Access to health information will motivate consumers to participate more in their care. There are also people who are concerned about the quality of health information on the Internet and worried that the information is incomplete and inaccurate and misleading and potentially harmful. That is sort of the size of, in terms of the vast size of the Internet, there has been a lot of concern written about the Web. Really to date, not a lot of studies have been conducted to really quantify some of the opinions that we have seen in the literature. Little is known about the accessibility, quality, and readability of some of the information you might find.

Cindy DiBiasi: Describe how you did the study.

Dr. Gretchen Berland: OK. In July of 2000, Rand got a grant from the California HealthCare Foundation. What we did was really broke the study down into three parts. The way to think about it, the first part of the study really says, ok, how easy is it for me to find health information on the Internet using search engines? That is the first part of our study.

The second part of our study says, well, if I land on information on the Internet, you can think of the Internet as a big swimming pool. You jump off one diving board and you land at a place. Well, where I land, is that comprehensive information, is that accurate information? That is related to the second part of our study.

The third part of our study really says, OK, well, if the information is there, is it going to useful for me? Am I going to be able to read this information? Am I going to be able to understand it? So that relates to the last question we ask which is, “What is the level of literacy required to understand information provided by these sites?”

Our first task really for the first part of the study was to pick, we know that there are thousands of health-related conditions.

We picked four for starters. Breast cancer, childhood asthma, depression and obesity. We picked those four for different reasons. We know that cancer is one of the most common reasons people go to the Web to look for health information. Childhood asthma because we know that unfortunately, it is increasing in prevalence. Parents often go to the Web to look for information about their children.
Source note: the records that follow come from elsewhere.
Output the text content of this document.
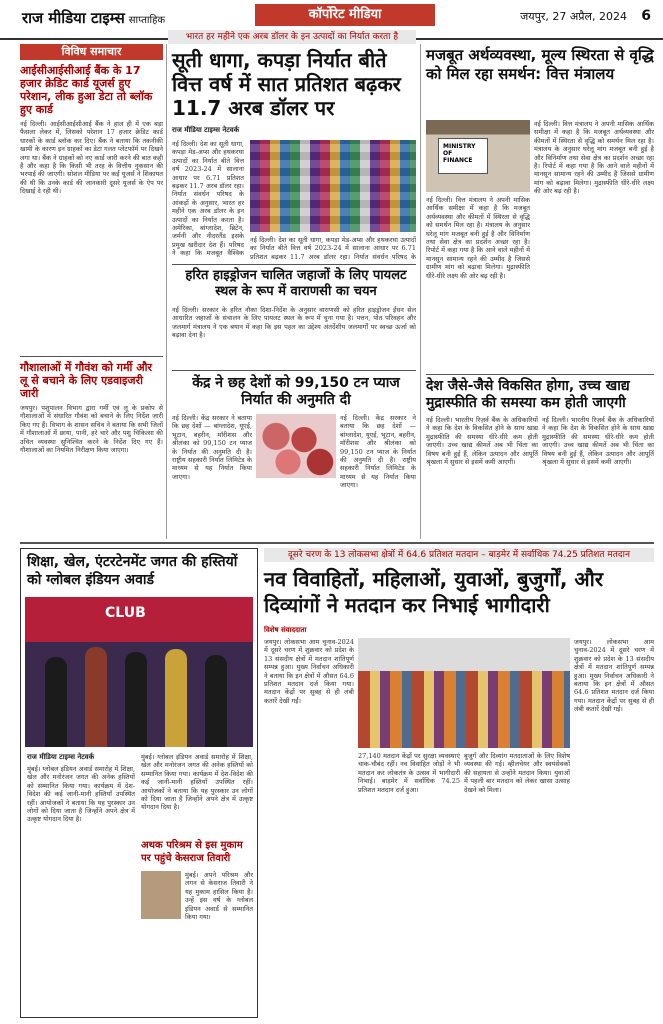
राज मीडिया टाइम्स साप्ताहिक	कॉर्पोरेट मीडिया	जयपुर, 27 अप्रैल, 2024 6
भारत हर महीने एक अरब डॉलर के इन उत्पादों का निर्यात करता है
विविध समाचार
आईसीआईसीआई बैंक के 17 हजार क्रेडिट कार्ड यूजर्स हुए परेशान, लीक हुआ डेटा तो ब्लॉक हुए कार्ड
नई दिल्ली। आईसीआईसीआई बैंक ने हाल ही में एक बड़ा फैसला लेकर में, लिसको परेशान 17 हजार क्रेडिट कार्ड धारकों के कार्ड ब्लॉक कर दिए। बैंक ने बताया कि तकनीकी खामी के कारण इन ग्राहकों का डेटा गलत प्लेटफॉर्म पर दिखने लगा था। बैंक ने ग्राहकों को नए कार्ड जारी करने की बात कही है और कहा है कि किसी भी तरह के वित्तीय नुकसान की भरपाई की जाएगी। सोशल मीडिया पर कई यूजर्स ने शिकायत की थी कि उनके कार्ड की जानकारी दूसरे यूजर्स के ऐप पर दिखाई दे रही थी।
गौशालाओं में गौवंश को गर्मी और लू से बचाने के लिए एडवाइजरी जारी
जयपुर। पशुपालन विभाग द्वारा गर्मी एवं लू के प्रकोप से गौशालाओं में संधारित गौवंश को बचाने के लिए निर्देश जारी किए गए हैं। विभाग के शासन सचिव ने बताया कि सभी जिलों में गौशालाओं में छाया, पानी, हरे चारे और पशु चिकित्सा की उचित व्यवस्था सुनिश्चित करने के निर्देश दिए गए हैं। गौशालाओं का नियमित निरीक्षण किया जाएगा।
सूती धागा, कपड़ा निर्यात बीते वित्त वर्ष में सात प्रतिशत बढ़कर 11.7 अरब डॉलर पर
राज मीडिया टाइम्स नेटवर्क
नई दिल्ली। देश का सूती धागा, कपड़ा मेड-अप्स और हथकरघा उत्पादों का निर्यात बीते वित्त वर्ष 2023-24 में सालाना आधार पर 6.71 प्रतिशत बढ़कर 11.7 अरब डॉलर रहा। निर्यात संवर्धन परिषद के आंकड़ों के अनुसार, भारत हर महीने एक अरब डॉलर के इन उत्पादों का निर्यात करता है। अमेरिका, बांग्लादेश, ब्रिटेन, जर्मनी और नीदरलैंड इसके प्रमुख खरीदार देश हैं। परिषद ने कहा कि मजबूत वैश्विक
नई दिल्ली। देश का सूती धागा, कपड़ा मेड-अप्स और हथकरघा उत्पादों का निर्यात बीते वित्त वर्ष 2023-24 में सालाना आधार पर 6.71 प्रतिशत बढ़कर 11.7 अरब डॉलर रहा। निर्यात संवर्धन परिषद के
हरित हाइड्रोजन चालित जहाजों के लिए पायलट स्थल के रूप में वाराणसी का चयन
नई दिल्ली। सरकार के हरित नौका दिशा-निर्देश के अनुसार वाराणसी को हरित हाइड्रोजन ईंधन सेल आधारित जहाजों के संचालन के लिए पायलट स्थल के रूप में चुना गया है। पत्तन, पोत परिवहन और जलमार्ग मंत्रालय ने एक बयान में कहा कि इस पहल का उद्देश्य अंतर्देशीय जलमार्गों पर स्वच्छ ऊर्जा को बढ़ावा देना है।
केंद्र ने छह देशों को 99,150 टन प्याज निर्यात की अनुमति दी
नई दिल्ली। केंद्र सरकार ने बताया कि छह देशों — बांग्लादेश, यूएई, भूटान, बहरीन, मॉरीशस और श्रीलंका को 99,150 टन प्याज के निर्यात की अनुमति दी है। राष्ट्रीय सहकारी निर्यात लिमिटेड के माध्यम से यह निर्यात किया जाएगा।
नई दिल्ली। केंद्र सरकार ने बताया कि छह देशों — बांग्लादेश, यूएई, भूटान, बहरीन, मॉरीशस और श्रीलंका को 99,150 टन प्याज के निर्यात की अनुमति दी है। राष्ट्रीय सहकारी निर्यात लिमिटेड के माध्यम से यह निर्यात किया जाएगा।
मजबूत अर्थव्यवस्था, मूल्य स्थिरता से वृद्धि को मिल रहा समर्थन: वित्त मंत्रालय
MINISTRY OF FINANCE
नई दिल्ली। वित्त मंत्रालय ने अपनी मासिक आर्थिक समीक्षा में कहा है कि मजबूत अर्थव्यवस्था और कीमतों में स्थिरता से वृद्धि को समर्थन मिल रहा है। मंत्रालय के अनुसार घरेलू मांग मजबूत बनी हुई है और विनिर्माण तथा सेवा क्षेत्र का प्रदर्शन अच्छा रहा है। रिपोर्ट में कहा गया है कि आने वाले महीनों में मानसून सामान्य रहने की उम्मीद है जिससे ग्रामीण मांग को बढ़ावा मिलेगा। मुद्रास्फीति धीरे-धीरे लक्ष्य की ओर बढ़ रही है।
नई दिल्ली। वित्त मंत्रालय ने अपनी मासिक आर्थिक समीक्षा में कहा है कि मजबूत अर्थव्यवस्था और कीमतों में स्थिरता से वृद्धि को समर्थन मिल रहा है। मंत्रालय के अनुसार घरेलू मांग मजबूत बनी हुई है और विनिर्माण तथा सेवा क्षेत्र का प्रदर्शन अच्छा रहा है। रिपोर्ट में कहा गया है कि आने वाले महीनों में मानसून सामान्य रहने की उम्मीद है जिससे ग्रामीण मांग को बढ़ावा मिलेगा। मुद्रास्फीति धीरे-धीरे लक्ष्य की ओर बढ़ रही है।
देश जैसे-जैसे विकसित होगा, उच्च खाद्य मुद्रास्फीति की समस्या कम होती जाएगी
नई दिल्ली। भारतीय रिज़र्व बैंक के अधिकारियों ने कहा कि देश के विकसित होने के साथ खाद्य मुद्रास्फीति की समस्या धीरे-धीरे कम होती जाएगी। उच्च खाद्य कीमतें अब भी चिंता का विषय बनी हुई हैं, लेकिन उत्पादन और आपूर्ति श्रृंखला में सुधार से इसमें कमी आएगी।
नई दिल्ली। भारतीय रिज़र्व बैंक के अधिकारियों ने कहा कि देश के विकसित होने के साथ खाद्य मुद्रास्फीति की समस्या धीरे-धीरे कम होती जाएगी। उच्च खाद्य कीमतें अब भी चिंता का विषय बनी हुई हैं, लेकिन उत्पादन और आपूर्ति श्रृंखला में सुधार से इसमें कमी आएगी।
शिक्षा, खेल, एंटरटेनमेंट जगत की हस्तियों को ग्लोबल इंडियन अवार्ड
CLUB
राज मीडिया टाइम्स नेटवर्क
मुंबई। ग्लोबल इंडियन अवार्ड समारोह में शिक्षा, खेल और मनोरंजन जगत की अनेक हस्तियों को सम्मानित किया गया। कार्यक्रम में देश-विदेश की कई जानी-मानी हस्तियाँ उपस्थित रहीं। आयोजकों ने बताया कि यह पुरस्कार उन लोगों को दिया जाता है जिन्होंने अपने क्षेत्र में उत्कृष्ट योगदान दिया है।
मुंबई। ग्लोबल इंडियन अवार्ड समारोह में शिक्षा, खेल और मनोरंजन जगत की अनेक हस्तियों को सम्मानित किया गया। कार्यक्रम में देश-विदेश की कई जानी-मानी हस्तियाँ उपस्थित रहीं। आयोजकों ने बताया कि यह पुरस्कार उन लोगों को दिया जाता है जिन्होंने अपने क्षेत्र में उत्कृष्ट योगदान दिया है।
अथक परिश्रम से इस मुकाम पर पहुंचे केसराज तिवारी
मुंबई। अपने परिश्रम और लगन से केसराज तिवारी ने यह मुकाम हासिल किया है। उन्हें इस वर्ष के ग्लोबल इंडियन अवार्ड से सम्मानित किया गया।
दूसरे चरण के 13 लोकसभा क्षेत्रों में 64.6 प्रतिशत मतदान – बाड़मेर में सर्वाधिक 74.25 प्रतिशत मतदान
नव विवाहितों, महिलाओं, युवाओं, बुजुर्गों, और दिव्यांगों ने मतदान कर निभाई भागीदारी
विशेष संवाददाता
जयपुर। लोकसभा आम चुनाव-2024 में दूसरे चरण में शुक्रवार को प्रदेश के 13 संसदीय क्षेत्रों में मतदान शांतिपूर्ण सम्पन्न हुआ। मुख्य निर्वाचन अधिकारी ने बताया कि इन क्षेत्रों में औसत 64.6 प्रतिशत मतदान दर्ज किया गया। मतदान केंद्रों पर सुबह से ही लंबी कतारें देखी गईं।
27,140 मतदान केंद्रों पर सुरक्षा व्यवस्थाएं चाक-चौबंद रहीं। नव विवाहित जोड़ों ने भी मतदान कर लोकतंत्र के उत्सव में भागीदारी निभाई। बाड़मेर में सर्वाधिक 74.25 प्रतिशत मतदान दर्ज हुआ।
बुजुर्ग और दिव्यांग मतदाताओं के लिए विशेष व्यवस्था की गई। व्हीलचेयर और स्वयंसेवकों की सहायता से उन्होंने मतदान किया। युवाओं में पहली बार मतदान को लेकर खासा उत्साह देखने को मिला।
जयपुर। लोकसभा आम चुनाव-2024 में दूसरे चरण में शुक्रवार को प्रदेश के 13 संसदीय क्षेत्रों में मतदान शांतिपूर्ण सम्पन्न हुआ। मुख्य निर्वाचन अधिकारी ने बताया कि इन क्षेत्रों में औसत 64.6 प्रतिशत मतदान दर्ज किया गया। मतदान केंद्रों पर सुबह से ही लंबी कतारें देखी गईं।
Mental health is another; 20 percent of all users who go to the Web to look for health information look for information about mental health because there is often stigma associated with mental health illnesses. You can look for health information in the privacy of your own room. Obesity actually recently, according to (unclear) dialog, is the most popular reason people go to the Web to look for health information.

So we picked those four conditions. We then picked ten English language search engines and four Spanish language search engines and conducted standardized searches using simple search terms for each of those conditions and categorized the results of those searches.

Cindy DiBiasi: What did you find?

Dr. Gretchen Berland: What we found, what you can see here really shows that what we spent six months doing probably are what many people spend in the first five seconds searching when you go to your search engine. For those of you out there now, you can probably go to your search engine of interest and type in the words “breast cancer” and what we categorized over several months is really what people did in five seconds or less.

If you look here, what we did was we entered the search term and we then said, “Ok, well where do you get taken?” You either get taken to, we categorized that by counting the number of links. Do links take you to contents or more links? Are the links relevant? As you can see that about a third of the time the links that people follow to look for health information are just relevant. Then you say, “Well, does the link take me to health information? Does it take me to textual information?”

Well, we found that overall right now, finding health information on the Internet is somewhat of an obstacle course. Your chances of finding health information using English language search engines is about one in five. Your chances of finding health information using a Spanish language search engine are about one in eight. That means you are going to have to do a fair amount of sifting just to find information that is related to your topic of interest. So, the first part of our study.